Patients’ “gut feelings” about symptoms should be taken seriously, say researchersBMJ 2016; 355 doi: https://doi.org/10.1136/bmj.i6314 (Published 23 November 2016) Cite this as: BMJ 2016;355:i6314
- Jacqui Wise
Some patients report not being taken seriously by doctors and this can deter them from making a repeat consultation for persistent symptoms, a qualitative analysis published in the British Journal of General Practice has found.1
The researchers analysed free text comments at the end of a recent International Cancer Benchmarking Partnership survey carried out in Wales. Of the 905 patients with newly diagnosed breast, ovarian, colorectal, or lung cancer who returned the questionnaire, 530 included comments in the free text section.
The analysis showed a range of factors that patients thought contributed to a delay in their cancer diagnosis and treatment. For example, if the patient was being treated for another condition, such as bowel problems or stress, this may have acted as a barrier to early diagnosis. One 72 year old woman went to her GP but was told that her pain was due to a pre-existing back problem, and she was not examined. She later had ovarian cancer diagnosed.

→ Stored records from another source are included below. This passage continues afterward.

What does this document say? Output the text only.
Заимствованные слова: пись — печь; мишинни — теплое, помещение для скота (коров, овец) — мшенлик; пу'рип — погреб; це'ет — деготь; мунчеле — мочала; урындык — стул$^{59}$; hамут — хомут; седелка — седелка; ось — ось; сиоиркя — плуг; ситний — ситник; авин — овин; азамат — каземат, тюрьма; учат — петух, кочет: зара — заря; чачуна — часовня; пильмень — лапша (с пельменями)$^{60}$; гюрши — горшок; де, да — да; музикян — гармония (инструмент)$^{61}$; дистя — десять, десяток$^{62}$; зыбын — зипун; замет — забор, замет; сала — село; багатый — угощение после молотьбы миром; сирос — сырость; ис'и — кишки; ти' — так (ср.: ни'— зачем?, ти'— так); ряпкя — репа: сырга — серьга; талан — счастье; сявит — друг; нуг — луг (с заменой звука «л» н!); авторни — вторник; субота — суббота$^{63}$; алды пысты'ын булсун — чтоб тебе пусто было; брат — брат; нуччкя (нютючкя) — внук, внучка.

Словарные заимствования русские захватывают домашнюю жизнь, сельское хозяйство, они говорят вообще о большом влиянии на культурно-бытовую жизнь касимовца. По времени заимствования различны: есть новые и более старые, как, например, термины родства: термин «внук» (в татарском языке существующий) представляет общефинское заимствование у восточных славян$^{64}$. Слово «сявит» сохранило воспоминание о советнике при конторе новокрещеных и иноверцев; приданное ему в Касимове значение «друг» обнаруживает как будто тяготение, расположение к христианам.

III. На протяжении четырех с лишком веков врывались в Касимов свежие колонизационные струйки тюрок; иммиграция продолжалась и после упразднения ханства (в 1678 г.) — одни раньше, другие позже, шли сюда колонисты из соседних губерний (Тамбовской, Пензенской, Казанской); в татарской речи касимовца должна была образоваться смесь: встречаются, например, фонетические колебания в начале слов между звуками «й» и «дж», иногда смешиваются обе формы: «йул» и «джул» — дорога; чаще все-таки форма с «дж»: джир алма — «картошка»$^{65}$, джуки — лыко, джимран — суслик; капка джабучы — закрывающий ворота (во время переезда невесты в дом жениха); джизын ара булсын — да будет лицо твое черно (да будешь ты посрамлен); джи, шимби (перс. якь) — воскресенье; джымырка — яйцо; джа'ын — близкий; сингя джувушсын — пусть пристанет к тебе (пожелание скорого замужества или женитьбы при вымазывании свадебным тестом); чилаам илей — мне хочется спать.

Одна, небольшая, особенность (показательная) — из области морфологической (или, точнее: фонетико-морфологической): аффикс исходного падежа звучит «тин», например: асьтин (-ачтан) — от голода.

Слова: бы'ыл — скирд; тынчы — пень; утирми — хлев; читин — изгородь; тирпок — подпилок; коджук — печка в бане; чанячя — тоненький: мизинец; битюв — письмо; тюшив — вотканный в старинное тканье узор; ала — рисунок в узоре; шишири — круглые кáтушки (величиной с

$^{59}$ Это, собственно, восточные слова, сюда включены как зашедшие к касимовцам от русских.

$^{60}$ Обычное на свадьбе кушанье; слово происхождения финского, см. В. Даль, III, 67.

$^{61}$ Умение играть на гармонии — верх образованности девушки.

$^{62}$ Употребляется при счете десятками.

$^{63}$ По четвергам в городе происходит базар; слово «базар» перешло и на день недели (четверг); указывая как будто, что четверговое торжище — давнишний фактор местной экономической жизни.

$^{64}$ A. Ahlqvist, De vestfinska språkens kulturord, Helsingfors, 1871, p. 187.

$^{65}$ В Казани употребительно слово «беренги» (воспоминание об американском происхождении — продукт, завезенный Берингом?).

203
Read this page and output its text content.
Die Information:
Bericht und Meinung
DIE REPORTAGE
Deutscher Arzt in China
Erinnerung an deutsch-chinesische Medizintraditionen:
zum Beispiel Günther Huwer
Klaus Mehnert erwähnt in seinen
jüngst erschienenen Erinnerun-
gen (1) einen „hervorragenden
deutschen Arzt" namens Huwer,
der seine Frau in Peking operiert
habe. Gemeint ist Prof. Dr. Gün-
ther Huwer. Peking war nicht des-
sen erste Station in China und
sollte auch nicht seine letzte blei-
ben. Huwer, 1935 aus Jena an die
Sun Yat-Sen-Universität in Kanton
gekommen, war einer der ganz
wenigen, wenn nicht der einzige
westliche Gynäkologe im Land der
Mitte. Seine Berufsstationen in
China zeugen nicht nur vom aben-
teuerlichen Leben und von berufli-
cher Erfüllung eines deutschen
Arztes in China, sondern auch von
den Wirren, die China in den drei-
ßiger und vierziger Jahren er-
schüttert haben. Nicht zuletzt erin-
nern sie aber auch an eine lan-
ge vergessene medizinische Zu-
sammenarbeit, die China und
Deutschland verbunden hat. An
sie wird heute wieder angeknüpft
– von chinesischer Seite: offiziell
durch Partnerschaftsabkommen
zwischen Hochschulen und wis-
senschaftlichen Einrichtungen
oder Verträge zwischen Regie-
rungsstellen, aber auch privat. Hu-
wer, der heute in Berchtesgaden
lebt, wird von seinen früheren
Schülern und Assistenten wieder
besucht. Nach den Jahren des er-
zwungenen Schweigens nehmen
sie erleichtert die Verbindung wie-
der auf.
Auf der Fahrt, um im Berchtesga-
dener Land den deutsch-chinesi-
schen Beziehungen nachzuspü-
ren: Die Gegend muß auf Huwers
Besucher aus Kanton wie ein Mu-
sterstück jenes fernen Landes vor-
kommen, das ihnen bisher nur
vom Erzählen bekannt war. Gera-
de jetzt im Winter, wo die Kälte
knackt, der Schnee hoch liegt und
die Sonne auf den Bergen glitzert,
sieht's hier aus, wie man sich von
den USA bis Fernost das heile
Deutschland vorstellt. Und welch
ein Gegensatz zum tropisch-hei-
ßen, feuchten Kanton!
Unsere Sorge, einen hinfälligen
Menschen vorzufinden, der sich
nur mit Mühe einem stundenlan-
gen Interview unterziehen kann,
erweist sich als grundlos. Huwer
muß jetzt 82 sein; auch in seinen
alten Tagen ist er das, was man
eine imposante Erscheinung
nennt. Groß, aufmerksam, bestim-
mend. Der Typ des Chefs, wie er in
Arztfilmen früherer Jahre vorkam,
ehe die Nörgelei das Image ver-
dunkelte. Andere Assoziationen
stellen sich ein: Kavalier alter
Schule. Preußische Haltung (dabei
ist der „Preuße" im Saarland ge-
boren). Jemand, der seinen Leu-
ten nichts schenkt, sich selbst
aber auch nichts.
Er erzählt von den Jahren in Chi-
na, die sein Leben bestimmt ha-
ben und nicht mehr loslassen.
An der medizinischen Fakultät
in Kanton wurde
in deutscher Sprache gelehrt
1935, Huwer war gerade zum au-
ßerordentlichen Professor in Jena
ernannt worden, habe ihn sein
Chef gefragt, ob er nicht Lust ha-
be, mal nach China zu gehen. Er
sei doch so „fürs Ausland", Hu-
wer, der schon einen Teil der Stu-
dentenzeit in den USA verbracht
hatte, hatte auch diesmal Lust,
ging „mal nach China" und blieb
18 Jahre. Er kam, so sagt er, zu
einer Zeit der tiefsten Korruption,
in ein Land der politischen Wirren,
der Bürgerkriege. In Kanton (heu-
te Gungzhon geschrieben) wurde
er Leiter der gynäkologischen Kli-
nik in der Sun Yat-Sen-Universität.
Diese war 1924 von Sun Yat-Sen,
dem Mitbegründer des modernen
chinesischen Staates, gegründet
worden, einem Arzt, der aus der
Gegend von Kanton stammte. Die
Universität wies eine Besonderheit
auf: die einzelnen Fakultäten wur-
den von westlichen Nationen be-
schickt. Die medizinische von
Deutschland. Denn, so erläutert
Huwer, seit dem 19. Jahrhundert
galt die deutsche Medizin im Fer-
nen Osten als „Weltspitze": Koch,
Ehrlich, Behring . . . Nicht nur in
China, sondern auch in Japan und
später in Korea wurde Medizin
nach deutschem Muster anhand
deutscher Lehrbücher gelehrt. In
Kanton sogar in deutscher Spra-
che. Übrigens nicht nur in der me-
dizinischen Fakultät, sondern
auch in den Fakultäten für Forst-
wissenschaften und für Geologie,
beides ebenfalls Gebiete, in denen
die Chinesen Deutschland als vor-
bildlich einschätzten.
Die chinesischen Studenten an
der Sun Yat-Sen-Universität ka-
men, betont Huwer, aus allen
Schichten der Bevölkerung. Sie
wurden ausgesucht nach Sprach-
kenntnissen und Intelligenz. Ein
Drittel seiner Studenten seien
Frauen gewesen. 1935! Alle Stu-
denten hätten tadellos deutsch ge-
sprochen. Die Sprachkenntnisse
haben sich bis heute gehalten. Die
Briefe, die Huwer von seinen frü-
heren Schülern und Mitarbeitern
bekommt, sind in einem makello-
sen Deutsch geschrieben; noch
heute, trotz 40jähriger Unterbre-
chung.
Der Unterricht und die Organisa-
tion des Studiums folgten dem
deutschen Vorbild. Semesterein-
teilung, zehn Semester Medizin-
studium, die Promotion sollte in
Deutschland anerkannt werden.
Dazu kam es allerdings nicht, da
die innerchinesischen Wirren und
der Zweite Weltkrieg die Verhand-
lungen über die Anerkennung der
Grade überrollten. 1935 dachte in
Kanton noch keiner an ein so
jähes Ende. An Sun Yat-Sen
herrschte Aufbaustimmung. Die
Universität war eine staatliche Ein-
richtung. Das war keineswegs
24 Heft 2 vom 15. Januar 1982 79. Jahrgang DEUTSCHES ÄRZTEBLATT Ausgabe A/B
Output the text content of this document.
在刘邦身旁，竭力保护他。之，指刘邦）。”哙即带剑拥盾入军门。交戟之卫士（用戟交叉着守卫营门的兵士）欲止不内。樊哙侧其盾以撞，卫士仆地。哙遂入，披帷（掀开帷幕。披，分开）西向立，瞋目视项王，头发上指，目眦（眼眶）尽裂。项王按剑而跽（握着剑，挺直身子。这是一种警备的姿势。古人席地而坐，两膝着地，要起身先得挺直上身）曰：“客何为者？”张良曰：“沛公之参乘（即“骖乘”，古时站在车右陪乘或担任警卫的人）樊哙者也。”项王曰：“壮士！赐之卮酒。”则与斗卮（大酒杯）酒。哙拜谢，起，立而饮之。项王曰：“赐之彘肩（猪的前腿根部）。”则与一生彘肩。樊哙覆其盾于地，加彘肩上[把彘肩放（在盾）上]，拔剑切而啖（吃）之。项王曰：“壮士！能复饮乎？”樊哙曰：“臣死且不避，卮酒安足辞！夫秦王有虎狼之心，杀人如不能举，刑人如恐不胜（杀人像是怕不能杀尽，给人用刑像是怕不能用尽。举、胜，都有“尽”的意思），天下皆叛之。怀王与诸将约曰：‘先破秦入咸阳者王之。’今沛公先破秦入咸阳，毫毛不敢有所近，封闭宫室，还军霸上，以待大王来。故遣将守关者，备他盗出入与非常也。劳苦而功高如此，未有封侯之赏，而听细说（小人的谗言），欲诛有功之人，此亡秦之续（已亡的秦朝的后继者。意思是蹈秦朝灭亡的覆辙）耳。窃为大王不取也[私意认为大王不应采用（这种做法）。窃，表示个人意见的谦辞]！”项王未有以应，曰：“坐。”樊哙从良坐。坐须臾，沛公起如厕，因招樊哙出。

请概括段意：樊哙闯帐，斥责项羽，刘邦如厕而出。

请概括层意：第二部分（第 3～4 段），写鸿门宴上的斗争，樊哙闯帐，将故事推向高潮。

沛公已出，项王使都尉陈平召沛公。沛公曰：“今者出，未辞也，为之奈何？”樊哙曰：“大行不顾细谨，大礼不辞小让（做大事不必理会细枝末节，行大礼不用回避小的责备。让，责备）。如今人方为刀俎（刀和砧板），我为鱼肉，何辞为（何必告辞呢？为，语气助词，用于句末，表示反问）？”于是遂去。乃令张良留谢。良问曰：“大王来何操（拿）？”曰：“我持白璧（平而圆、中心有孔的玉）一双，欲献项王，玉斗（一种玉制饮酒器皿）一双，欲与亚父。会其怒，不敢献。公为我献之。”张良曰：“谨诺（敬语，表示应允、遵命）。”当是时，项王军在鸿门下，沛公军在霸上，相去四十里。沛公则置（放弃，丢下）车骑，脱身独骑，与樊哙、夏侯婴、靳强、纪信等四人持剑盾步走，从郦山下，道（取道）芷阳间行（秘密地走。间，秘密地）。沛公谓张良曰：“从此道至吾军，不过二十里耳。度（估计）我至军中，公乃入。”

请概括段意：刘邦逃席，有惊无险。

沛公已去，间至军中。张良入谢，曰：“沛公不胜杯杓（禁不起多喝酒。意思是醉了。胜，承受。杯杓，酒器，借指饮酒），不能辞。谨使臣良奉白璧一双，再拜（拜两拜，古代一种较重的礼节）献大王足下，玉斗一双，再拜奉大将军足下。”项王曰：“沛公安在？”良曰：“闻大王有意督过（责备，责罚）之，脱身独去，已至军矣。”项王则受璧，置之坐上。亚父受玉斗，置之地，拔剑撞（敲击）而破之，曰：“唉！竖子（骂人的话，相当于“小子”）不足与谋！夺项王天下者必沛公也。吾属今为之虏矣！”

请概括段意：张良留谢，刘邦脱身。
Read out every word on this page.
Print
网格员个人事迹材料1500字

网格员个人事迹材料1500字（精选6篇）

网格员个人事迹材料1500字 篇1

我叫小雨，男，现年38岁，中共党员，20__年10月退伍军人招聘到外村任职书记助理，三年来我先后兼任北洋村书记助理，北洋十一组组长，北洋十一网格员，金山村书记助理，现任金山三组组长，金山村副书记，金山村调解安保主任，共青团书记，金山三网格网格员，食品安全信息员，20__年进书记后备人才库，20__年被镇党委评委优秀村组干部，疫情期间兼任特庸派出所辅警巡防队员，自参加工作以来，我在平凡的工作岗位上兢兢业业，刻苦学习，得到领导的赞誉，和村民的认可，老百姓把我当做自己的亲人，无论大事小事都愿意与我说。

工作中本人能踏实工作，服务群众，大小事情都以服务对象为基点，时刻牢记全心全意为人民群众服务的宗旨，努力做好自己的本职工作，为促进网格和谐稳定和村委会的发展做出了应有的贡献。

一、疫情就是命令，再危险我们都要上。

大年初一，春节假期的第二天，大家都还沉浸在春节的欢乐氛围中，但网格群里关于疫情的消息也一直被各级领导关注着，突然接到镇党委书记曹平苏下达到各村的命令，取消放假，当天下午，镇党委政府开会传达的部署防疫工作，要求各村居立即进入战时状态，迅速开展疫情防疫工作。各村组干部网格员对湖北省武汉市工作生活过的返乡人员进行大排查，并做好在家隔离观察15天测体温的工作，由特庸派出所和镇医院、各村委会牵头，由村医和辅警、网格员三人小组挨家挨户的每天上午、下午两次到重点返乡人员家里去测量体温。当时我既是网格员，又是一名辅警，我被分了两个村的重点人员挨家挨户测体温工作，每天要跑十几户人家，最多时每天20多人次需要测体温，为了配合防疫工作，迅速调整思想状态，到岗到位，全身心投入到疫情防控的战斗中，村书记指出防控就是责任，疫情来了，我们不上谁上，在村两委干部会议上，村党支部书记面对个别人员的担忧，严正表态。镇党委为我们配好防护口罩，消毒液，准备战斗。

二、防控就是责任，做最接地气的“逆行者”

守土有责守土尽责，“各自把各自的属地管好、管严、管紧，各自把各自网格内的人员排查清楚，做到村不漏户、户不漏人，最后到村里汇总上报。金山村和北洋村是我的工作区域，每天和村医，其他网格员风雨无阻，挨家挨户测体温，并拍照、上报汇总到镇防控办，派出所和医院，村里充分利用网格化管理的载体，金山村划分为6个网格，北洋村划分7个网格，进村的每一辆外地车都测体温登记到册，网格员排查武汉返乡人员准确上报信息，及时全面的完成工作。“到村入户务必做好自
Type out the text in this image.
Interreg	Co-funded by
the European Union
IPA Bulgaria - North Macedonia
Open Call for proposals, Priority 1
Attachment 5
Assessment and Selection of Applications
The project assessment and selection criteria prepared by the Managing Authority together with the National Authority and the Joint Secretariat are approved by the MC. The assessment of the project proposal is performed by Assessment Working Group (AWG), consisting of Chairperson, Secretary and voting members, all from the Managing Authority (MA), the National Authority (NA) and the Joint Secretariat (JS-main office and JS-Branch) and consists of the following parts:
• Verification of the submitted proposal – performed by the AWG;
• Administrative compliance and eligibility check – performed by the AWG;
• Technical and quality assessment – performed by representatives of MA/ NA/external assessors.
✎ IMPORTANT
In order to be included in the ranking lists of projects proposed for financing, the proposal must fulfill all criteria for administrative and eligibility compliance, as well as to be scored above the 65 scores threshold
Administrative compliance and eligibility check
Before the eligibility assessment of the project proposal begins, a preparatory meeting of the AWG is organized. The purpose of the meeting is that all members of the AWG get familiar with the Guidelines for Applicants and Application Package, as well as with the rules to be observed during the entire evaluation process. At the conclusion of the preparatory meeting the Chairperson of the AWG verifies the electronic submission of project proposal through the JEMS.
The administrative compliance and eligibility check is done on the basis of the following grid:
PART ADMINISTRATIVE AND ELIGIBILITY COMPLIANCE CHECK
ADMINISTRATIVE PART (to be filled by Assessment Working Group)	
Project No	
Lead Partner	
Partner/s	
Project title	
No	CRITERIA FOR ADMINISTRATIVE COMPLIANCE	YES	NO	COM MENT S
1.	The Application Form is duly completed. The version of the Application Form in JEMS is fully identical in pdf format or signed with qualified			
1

Another 43 year old woman, later given a diagnosis of colorectal cancer, was initially referred to a psychiatrist. “They even referred me to a psychiatrist with cancer anxiety as they just didn’t seem to believe how ill I felt and what was happening when I went to the toilet,” she wrote.
Some younger patients reported a sense that their GP had not taken their symptoms seriously, possibly because of their age and the low likelihood of cancer.
The researchers said that their findings highlight how important it is to take seriously a patient’s “gut feelings” about their symptoms. Some patients in the survey said that this was the only initial indicator that prompted their visit to the GP, but others had delayed seeking help until more obvious symptoms were found.
Some obvious “alarm” symptoms were not recognised by patients, the researchers added. They said that screening programmes should promote awareness that symptomatic cancers may still present soon after a negative screen and that patients may ignore symptoms if they have an upcoming screen.
And some factors may act as barriers or facilitators to diagnosis, the team noted, depending on the context. For example, although seeing the same GP is important for continuity of care, a “fresh pair of eyes” can also be positive in facilitating diagnosis. One 62 year old woman with a diagnosis of lung cancer reported that she had seen a locum doctor when her usual GP was away on holiday.
“Had I seen my normal doctor she may have thought my symptoms were due to my COPD [chronic obstructive pulmonary disease],” she wrote; “However, the locum, not knowing me, immediately sent me for an x ray and re-referred me to the chest clinic, and my diagnosis was very swift.”